Les Pélerins d'Emmaüs. "Notre coeur n'était-il pas tout brûlant quand il nous parlait en chemin ?"

Quant au tympan central, il représente la Pentecôte, où un immense Christ en gloire distribue l'Esprit Saint à ses apôtres et les envoie, de même, prêcher sur toute la terre, en leur donnant le don des langues. Et nous avons ici tous les peuples auxquels vont s'adresser les apôtres, selon le texte des Actes : « Parthes, Mèdes et Elamites, habitants de Mésopotamie, de Judée et de Cappadoce, du Pont et de l'Asie, d'Egypte et de Cyrénaïque, Romains en séjour ici, Juifs et prosélytes, Crétois et Arabes, nous les entendons publier dans notre langue les merveilles de Dieu ! ». (Actes, 2, 8-11)

Il faut compléter ici ce texte par le contenu de la prédication. « D'entendre cela, ils eurent le cœur transpercé, et ils dirent à Pierre et aux apôtres : 'Que devons-nous faire ?' Pierre leur répondit : 'Repentez-vous, et que chacun se fasse baptiser au nom de Jésus-Christ.' » (Actes, 2, 37-38)

Repentez-vous.

Car, après le thème du voyage, et même avant lui, le thème dominant, omniprésent, de Vézelay me semble celui de la pénitence.

Sainte Marie-Madeleine, on le sait, est un personnage composite, résultat de l'identification entre deux ou trois femmes des évangiles :

Marie-Madeleine, gourgandine pardonnée, incarne mieux que quiconque l'obsession médiévale du péché (et du péché le pire : le péché de chair) et de la pénitence.
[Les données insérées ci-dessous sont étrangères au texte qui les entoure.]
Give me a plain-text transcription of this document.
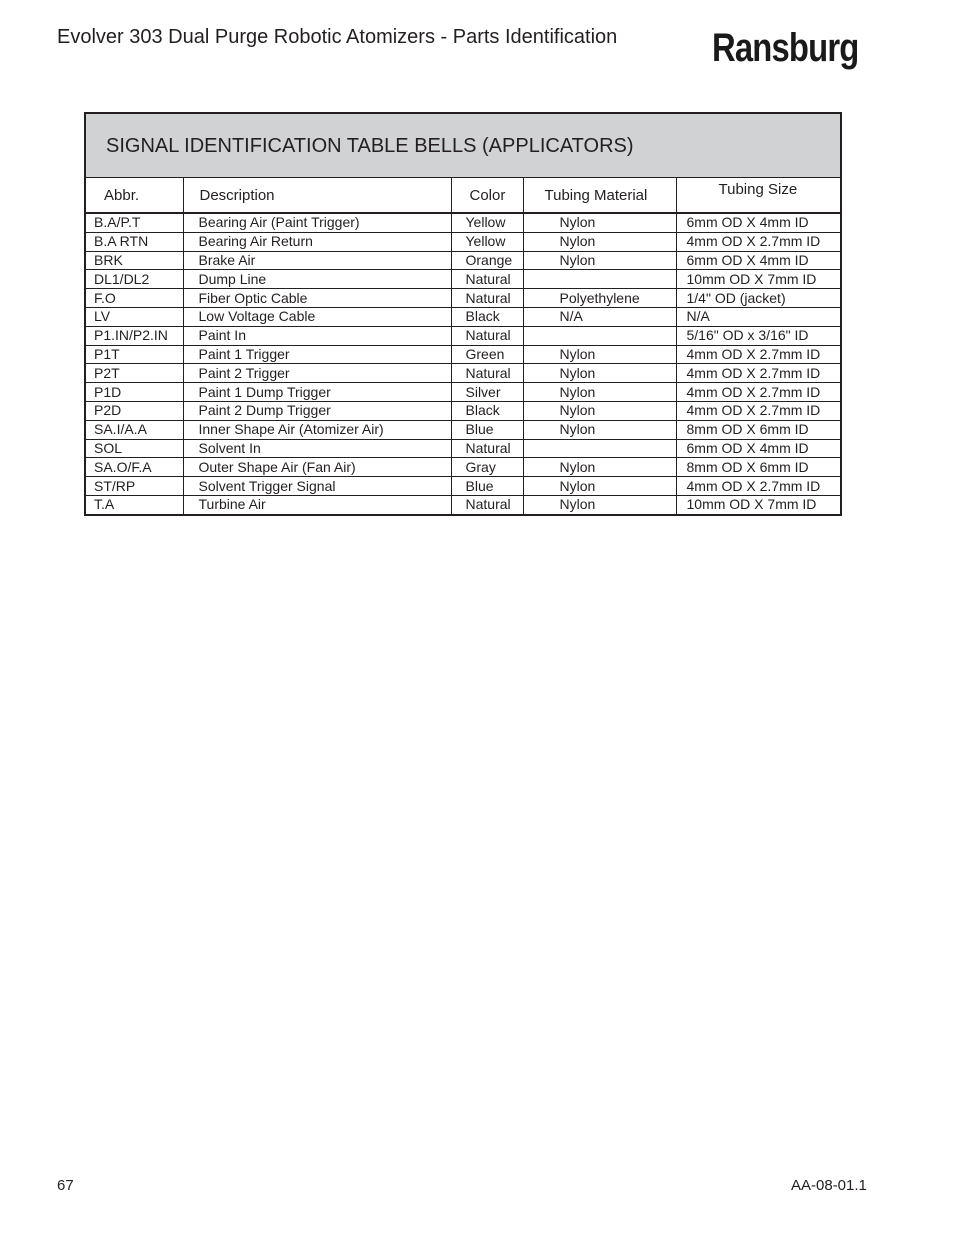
Evolver 303 Dual Purge Robotic Atomizers - Parts Identification Ransburg
SIGNAL IDENTIFICATION TABLE BELLS (APPLICATORS)
Abbr.	Description	Color	Tubing Material	Tubing Size
B.A/P.T	Bearing Air (Paint Trigger)	Yellow	Nylon	6mm OD X 4mm ID
B.A RTN	Bearing Air Return	Yellow	Nylon	4mm OD X 2.7mm ID
BRK	Brake Air	Orange	Nylon	6mm OD X 4mm ID
DL1/DL2	Dump Line	Natural		10mm OD X 7mm ID
F.O	Fiber Optic Cable	Natural	Polyethylene	1/4" OD (jacket)
LV	Low Voltage Cable	Black	N/A	N/A
P1.IN/P2.IN	Paint In	Natural		5/16" OD x 3/16" ID
P1T	Paint 1 Trigger	Green	Nylon	4mm OD X 2.7mm ID
P2T	Paint 2 Trigger	Natural	Nylon	4mm OD X 2.7mm ID
P1D	Paint 1 Dump Trigger	Silver	Nylon	4mm OD X 2.7mm ID
P2D	Paint 2 Dump Trigger	Black	Nylon	4mm OD X 2.7mm ID
SA.I/A.A	Inner Shape Air (Atomizer Air)	Blue	Nylon	8mm OD X 6mm ID
SOL	Solvent In	Natural		6mm OD X 4mm ID
SA.O/F.A	Outer Shape Air (Fan Air)	Gray	Nylon	8mm OD X 6mm ID
ST/RP	Solvent Trigger Signal	Blue	Nylon	4mm OD X 2.7mm ID
T.A	Turbine Air	Natural	Nylon	10mm OD X 7mm ID
67	AA-08-01.1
Elle en restera un symbole jusqu'aux tableaux de Georges de la Tour (entre autres) où on la voit méditer devant un crâne, à la lueur d'une chandelle. Première à rencontrer Jésus après sa résurrection, elle va en informer les apôtres, ce qui lui vaut aussi le titre d' « apôtre des apôtres ». C'est sous cette double invocation de pénitente et de messagère qu'elle est vénérée à Vézelay, quatrième pélerinage de la chrétienté occidentale après Jérusalem, Rome et Saint-Jacques de Compostelle.
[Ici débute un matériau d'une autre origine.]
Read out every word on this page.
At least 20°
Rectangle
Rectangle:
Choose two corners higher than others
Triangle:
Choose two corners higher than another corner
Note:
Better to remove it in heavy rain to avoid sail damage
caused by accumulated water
Or, qu'étaient les pélerins médiévaux, sinon des pénitents ? La spiritualité de la route – de la route à pied – est une spiritualité du dépouillement, de l'effort quotidien, de la souffrance souvent, de l'insécurité parfois. Le pèlerin médiéval choisit la « voie étroite » et renonce au « chemin spacieux qui mène à la perdition ». Il accepte d'être pauvre jusqu'à la mendicité (voir annexe sur le coût du pélerinage). Il affronte ou subit les intempéries. C'est une longue ascèse, même pour ces hommes dont on peut penser qu'ils n'avaient pas grand chose à perdre. La marche offre aussi tout naturellement un rythme propice à la méditation, à la prière répétitive, au chant.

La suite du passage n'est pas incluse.